A Few Tips for Yoga Practitioners
Originally published on LiveJournal, 12.13.07
I’ve definitely “advanced a level” in yoga recently, in that I can do most poses deeper, stronger and better aligned then before. Not that it gets easier: deeper poses require significantly more strength, and I find myself working just as hard as I’ve always been. That’s part of the beauty of the yoga practice: it has a lot to give to both beginners and advanced practitioners. I thought to summarize some of my “wisdom,” as sign posts for myself, and as advice points for those interested:
1. Do not underestimate twisting. It’s usually given cursory attention by beginners, as they struggle to get more flexible and stronger. But, the thing is, practically every pose incorporates twisting, and is, in fact, about twisting. Take triangle pose, for example: the whole pose is there to allow you to twist your chest open strongly, by pushing your arm against your leg/floor, while also forcing your hips to be squared. The more deeply you can twist, the more you will feel this pose. You’ll be able to turn your chest all the way up and look at the ceiling. And twisting is absolutely necessary for the advanced form of the pose, reverse triangle. Warrior II (which I think is one of the “fullest” poses in yoga), also involves twisting, of the chest, torso and even the groin as you open your hips wide. In warrior II, try to work on twisting open, rather than going as low as possible with your pelvis. I believe that it’s because I worked so hard on twisting that I became better at all poses.
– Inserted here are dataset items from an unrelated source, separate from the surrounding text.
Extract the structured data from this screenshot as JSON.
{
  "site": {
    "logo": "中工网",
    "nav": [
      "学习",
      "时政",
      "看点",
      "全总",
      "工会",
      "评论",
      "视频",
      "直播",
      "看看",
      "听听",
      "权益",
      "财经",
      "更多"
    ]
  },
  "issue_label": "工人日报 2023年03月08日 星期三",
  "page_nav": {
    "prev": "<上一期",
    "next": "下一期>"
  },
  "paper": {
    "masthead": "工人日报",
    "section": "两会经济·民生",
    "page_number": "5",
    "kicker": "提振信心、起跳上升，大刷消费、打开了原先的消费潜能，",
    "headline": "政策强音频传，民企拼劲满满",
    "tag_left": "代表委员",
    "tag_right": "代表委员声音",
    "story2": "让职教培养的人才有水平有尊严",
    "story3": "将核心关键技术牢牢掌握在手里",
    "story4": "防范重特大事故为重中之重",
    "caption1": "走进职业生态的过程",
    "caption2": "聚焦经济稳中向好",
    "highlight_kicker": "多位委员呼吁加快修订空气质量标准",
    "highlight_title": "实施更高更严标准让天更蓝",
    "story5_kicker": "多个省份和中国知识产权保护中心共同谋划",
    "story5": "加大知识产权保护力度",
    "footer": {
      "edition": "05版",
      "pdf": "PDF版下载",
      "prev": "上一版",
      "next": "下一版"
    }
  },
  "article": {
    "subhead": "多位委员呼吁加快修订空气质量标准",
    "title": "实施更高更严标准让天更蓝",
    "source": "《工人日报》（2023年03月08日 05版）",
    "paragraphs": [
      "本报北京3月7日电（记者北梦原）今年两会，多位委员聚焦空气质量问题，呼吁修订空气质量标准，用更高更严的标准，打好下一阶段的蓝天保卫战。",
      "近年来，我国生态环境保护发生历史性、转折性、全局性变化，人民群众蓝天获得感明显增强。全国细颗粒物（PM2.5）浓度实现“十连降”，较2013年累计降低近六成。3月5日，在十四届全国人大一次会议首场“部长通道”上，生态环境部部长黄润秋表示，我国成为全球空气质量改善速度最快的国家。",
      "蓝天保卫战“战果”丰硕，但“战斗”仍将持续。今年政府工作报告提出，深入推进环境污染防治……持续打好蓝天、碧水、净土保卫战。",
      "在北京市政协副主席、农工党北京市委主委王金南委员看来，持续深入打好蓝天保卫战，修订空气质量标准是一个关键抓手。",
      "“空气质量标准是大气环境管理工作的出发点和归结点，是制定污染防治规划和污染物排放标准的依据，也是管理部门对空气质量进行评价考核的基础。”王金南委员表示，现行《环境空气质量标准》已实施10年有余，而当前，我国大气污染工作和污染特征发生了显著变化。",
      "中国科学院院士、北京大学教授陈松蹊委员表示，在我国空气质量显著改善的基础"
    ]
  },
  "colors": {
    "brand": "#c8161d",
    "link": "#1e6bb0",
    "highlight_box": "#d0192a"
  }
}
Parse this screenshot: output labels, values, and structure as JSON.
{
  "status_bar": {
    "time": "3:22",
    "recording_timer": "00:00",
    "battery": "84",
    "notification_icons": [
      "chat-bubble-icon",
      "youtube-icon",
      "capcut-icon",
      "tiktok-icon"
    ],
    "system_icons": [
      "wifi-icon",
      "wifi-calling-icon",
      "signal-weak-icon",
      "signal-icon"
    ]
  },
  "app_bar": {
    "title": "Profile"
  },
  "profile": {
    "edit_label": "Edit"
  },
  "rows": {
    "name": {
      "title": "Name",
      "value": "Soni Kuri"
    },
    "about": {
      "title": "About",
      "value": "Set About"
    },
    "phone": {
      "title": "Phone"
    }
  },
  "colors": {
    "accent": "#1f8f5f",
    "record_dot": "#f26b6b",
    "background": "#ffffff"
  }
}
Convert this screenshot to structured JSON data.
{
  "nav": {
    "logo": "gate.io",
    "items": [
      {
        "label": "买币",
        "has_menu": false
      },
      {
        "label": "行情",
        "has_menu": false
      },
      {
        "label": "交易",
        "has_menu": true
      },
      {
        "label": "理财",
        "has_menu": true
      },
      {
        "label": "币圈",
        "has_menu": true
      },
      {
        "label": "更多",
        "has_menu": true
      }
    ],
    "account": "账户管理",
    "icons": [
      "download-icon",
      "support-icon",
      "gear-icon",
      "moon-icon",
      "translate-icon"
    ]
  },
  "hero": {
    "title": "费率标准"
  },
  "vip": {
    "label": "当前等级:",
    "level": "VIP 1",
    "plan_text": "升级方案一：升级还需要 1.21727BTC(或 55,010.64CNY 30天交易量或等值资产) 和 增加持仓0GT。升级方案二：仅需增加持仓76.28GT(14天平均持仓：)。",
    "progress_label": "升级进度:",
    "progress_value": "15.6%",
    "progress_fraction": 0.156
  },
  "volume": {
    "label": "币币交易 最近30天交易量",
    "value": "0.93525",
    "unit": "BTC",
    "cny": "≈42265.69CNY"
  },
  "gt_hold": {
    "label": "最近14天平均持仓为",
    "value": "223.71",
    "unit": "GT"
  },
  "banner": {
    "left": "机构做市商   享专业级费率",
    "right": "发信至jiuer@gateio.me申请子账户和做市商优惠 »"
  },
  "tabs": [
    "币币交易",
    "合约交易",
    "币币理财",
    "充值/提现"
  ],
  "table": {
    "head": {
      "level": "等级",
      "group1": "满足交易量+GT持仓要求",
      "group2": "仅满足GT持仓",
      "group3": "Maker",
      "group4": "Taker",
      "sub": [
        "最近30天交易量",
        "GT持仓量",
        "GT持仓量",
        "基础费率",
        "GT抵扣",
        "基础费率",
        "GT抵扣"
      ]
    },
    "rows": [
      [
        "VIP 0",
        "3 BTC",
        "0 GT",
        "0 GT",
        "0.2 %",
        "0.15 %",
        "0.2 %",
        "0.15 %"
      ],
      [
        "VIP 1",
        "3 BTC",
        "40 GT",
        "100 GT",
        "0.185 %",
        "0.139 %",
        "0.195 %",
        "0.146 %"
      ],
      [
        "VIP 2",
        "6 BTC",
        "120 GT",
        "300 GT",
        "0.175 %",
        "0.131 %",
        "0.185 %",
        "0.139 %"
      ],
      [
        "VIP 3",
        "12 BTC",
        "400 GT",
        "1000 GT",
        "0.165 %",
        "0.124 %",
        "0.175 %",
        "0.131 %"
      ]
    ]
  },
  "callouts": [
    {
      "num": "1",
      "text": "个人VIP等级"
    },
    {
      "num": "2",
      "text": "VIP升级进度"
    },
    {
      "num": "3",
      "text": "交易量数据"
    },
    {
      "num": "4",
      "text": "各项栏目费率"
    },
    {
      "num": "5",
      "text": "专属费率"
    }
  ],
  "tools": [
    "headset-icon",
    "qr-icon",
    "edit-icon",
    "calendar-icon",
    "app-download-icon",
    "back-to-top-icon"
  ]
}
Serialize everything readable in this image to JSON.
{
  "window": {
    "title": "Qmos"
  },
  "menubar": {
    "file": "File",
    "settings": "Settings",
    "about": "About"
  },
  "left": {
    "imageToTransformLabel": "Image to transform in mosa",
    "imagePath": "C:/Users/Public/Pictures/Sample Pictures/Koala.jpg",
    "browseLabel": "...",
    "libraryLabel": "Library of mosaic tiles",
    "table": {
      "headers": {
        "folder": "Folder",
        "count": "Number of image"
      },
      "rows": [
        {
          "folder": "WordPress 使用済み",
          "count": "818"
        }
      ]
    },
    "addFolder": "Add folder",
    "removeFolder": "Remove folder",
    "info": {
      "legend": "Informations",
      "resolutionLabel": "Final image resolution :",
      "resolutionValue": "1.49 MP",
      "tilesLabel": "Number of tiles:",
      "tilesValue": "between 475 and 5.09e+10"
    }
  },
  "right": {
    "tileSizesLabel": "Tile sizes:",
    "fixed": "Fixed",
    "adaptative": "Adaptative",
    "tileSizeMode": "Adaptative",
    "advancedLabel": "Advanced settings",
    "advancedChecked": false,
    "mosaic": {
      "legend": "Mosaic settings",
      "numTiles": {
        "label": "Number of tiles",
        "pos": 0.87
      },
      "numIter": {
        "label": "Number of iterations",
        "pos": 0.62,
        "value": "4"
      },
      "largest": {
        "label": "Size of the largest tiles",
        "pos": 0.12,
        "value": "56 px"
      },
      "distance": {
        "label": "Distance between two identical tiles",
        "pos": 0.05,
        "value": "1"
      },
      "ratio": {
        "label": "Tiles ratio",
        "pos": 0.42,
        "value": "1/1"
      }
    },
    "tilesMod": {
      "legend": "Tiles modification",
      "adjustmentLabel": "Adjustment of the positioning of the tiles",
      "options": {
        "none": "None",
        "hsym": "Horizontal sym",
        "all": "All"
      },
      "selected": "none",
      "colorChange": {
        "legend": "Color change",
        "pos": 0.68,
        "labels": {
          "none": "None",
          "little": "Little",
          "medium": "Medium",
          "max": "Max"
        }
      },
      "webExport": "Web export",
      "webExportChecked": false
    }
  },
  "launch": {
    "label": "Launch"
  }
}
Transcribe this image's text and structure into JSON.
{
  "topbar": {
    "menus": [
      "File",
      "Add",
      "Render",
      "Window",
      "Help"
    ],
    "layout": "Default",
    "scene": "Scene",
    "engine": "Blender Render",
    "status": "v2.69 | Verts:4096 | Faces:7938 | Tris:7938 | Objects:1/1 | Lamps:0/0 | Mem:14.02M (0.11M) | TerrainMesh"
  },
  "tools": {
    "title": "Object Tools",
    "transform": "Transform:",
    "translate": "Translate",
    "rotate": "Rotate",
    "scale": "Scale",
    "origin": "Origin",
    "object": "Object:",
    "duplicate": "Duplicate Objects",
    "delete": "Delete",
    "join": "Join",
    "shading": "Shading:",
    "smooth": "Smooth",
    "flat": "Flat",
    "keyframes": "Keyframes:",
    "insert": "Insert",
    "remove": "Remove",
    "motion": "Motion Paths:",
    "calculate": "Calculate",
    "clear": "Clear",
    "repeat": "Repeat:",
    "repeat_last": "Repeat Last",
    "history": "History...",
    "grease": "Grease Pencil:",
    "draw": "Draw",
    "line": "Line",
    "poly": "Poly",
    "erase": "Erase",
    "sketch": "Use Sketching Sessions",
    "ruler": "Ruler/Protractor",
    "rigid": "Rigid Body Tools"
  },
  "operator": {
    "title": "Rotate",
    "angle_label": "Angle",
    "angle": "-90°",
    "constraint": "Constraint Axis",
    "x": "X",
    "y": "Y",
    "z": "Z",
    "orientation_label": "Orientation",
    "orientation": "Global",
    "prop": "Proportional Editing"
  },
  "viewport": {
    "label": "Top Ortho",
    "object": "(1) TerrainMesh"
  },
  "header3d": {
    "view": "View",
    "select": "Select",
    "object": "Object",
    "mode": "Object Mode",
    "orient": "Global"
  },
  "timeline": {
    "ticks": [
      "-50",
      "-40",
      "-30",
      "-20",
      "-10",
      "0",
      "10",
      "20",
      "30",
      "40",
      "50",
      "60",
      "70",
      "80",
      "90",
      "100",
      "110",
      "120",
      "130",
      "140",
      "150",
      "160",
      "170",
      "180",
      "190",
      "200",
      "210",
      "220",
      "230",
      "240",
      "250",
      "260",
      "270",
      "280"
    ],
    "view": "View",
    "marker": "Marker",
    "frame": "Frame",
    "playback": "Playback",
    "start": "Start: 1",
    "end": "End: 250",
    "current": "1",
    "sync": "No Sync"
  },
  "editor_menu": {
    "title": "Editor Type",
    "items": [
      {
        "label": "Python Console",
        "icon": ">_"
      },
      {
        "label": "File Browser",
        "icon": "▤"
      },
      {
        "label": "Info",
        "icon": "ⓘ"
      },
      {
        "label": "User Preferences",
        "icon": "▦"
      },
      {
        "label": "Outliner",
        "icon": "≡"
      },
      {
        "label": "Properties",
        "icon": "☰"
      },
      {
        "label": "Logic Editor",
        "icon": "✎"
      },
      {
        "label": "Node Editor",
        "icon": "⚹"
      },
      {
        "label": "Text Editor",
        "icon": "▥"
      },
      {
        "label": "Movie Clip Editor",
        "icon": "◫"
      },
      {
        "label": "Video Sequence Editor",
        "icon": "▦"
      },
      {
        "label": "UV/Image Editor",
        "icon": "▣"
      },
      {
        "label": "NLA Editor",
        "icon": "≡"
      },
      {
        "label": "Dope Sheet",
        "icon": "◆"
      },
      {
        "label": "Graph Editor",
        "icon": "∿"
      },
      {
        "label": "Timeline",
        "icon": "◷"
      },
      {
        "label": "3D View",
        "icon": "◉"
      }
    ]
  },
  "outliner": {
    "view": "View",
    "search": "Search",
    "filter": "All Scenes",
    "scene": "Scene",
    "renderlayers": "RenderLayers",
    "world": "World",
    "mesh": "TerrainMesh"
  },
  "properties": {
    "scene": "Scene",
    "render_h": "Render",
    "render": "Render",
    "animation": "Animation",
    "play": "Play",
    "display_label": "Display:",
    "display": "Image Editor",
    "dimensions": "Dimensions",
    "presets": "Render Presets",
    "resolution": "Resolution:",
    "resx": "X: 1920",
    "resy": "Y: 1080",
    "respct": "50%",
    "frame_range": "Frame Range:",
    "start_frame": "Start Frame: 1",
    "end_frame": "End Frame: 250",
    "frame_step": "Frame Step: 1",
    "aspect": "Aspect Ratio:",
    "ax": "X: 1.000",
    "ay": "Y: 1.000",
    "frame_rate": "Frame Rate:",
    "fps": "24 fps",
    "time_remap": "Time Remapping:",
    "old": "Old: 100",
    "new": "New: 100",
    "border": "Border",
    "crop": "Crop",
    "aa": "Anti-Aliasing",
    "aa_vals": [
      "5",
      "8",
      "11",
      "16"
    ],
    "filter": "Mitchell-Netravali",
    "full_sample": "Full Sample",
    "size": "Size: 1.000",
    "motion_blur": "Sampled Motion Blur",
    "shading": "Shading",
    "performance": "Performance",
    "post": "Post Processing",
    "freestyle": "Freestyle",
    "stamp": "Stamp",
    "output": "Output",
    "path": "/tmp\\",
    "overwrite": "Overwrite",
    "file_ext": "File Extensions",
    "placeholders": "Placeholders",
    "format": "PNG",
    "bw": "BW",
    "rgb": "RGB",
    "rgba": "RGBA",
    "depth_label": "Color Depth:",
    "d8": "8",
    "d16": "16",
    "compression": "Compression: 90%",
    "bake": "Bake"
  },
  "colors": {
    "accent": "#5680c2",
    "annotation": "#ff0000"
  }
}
2. Set your goal to breathe a steady ujjayi breath from beginning to end of practice. This is much easier said than done, of course, if you’re struggling to catch your breath with very difficult poses, or if your ribcage is twisted as to make breathing difficult. My advice might sound contrary: loosen the pose, rest a bit, do anything you can to make steady breathing possible, at the cost of everything else. Generally, don’t do any pose that prohibits your steady breath. Once you find a way to increase your ability to breathe, you will be able to take those poses for a long time, and the fresh oxygen flowing to your muscles will allow them to strengthen. Breathing is related to my first point, twisting: the better you are at twisting your torso, the better your ability to maintain a steady breath when your torso is cramped. Also, I find that a steady breath works as a remarkable psychic stabilizer, keeping your mind off the struggles of the practice, and into a routine very much focused on the moment. Rather than counting seconds until you get out of a hard pose, you will find yourself working to slow your breath down and prolong each second. Breathing is yoga power! Of course, you can also improve your breathing by practicing pranayama. I’m especially fond of thoracic breathing. It’s hard (and even scary at first, when you feel that you can’t fully exhale), but I find it has really strengthened my ribcage muscles, and has even helped me lengthen my spine and improve posture. I often practice it while waiting for the train. It makes me feel very noble.
3. Internal/external rotation, a.k.a. “organic” force. When you’re in downward-facing dog, struggling to stay stable, keep your legs straight, push with your hands, etc., the last think you want to hear from your instructor is that you should work to rotate your triceps out. This is especially true if you don’t even know what good it does... Well, I think I finally got it. Stand in front of a mirror and just send your arms straight in front of you, palms parallel to the floor. Now, drop your shoulders low in their sockets: you will already feel them rotating outward a bit. And now’s the tricky part: keep your front arms and hands exactly where they are, and work to rotate your shoulders out more. What you will feel immediately is that you are, at the same time, exerting force to keep your front arms where they are, and even to keep your arms parallel to the floor. It’s a very weird feeling if you’ve never done yoga before. As your front arms work to rotate inward and your back arms work to rotate outward, you are stretching your muscles around your bones, not exactly an everyday occurrence, and something you have to train very specifically. What good is it? Do it again, and look at your arms: they are as strong as tree trunks. The wrapping motion of the muscles holds the bones together like a rubber band. These arms can withstand your whole body weight, in anything from downward-facing dog, to plank, half plank, and a full hand stand. So, in downward-facing dog, it’s not just your shoulders you want to open: you also want to push the insides of your palms down: it’s exactly what you were doing in front of the mirror, wrapping your muscles around your bones and pulling. The next trick is to get this working on your legs, too, though it’s the opposite direction: thighs rotate outward (like opening your butt cheeks) while your ankles press inward. Master this, and you’ll find yourself exceptionally stable in all the warrior poses. Downward-facing dog, of course, includes both arms and legs in full “organic” force, which is part of why yogis often say that it summarizes all yoga poses.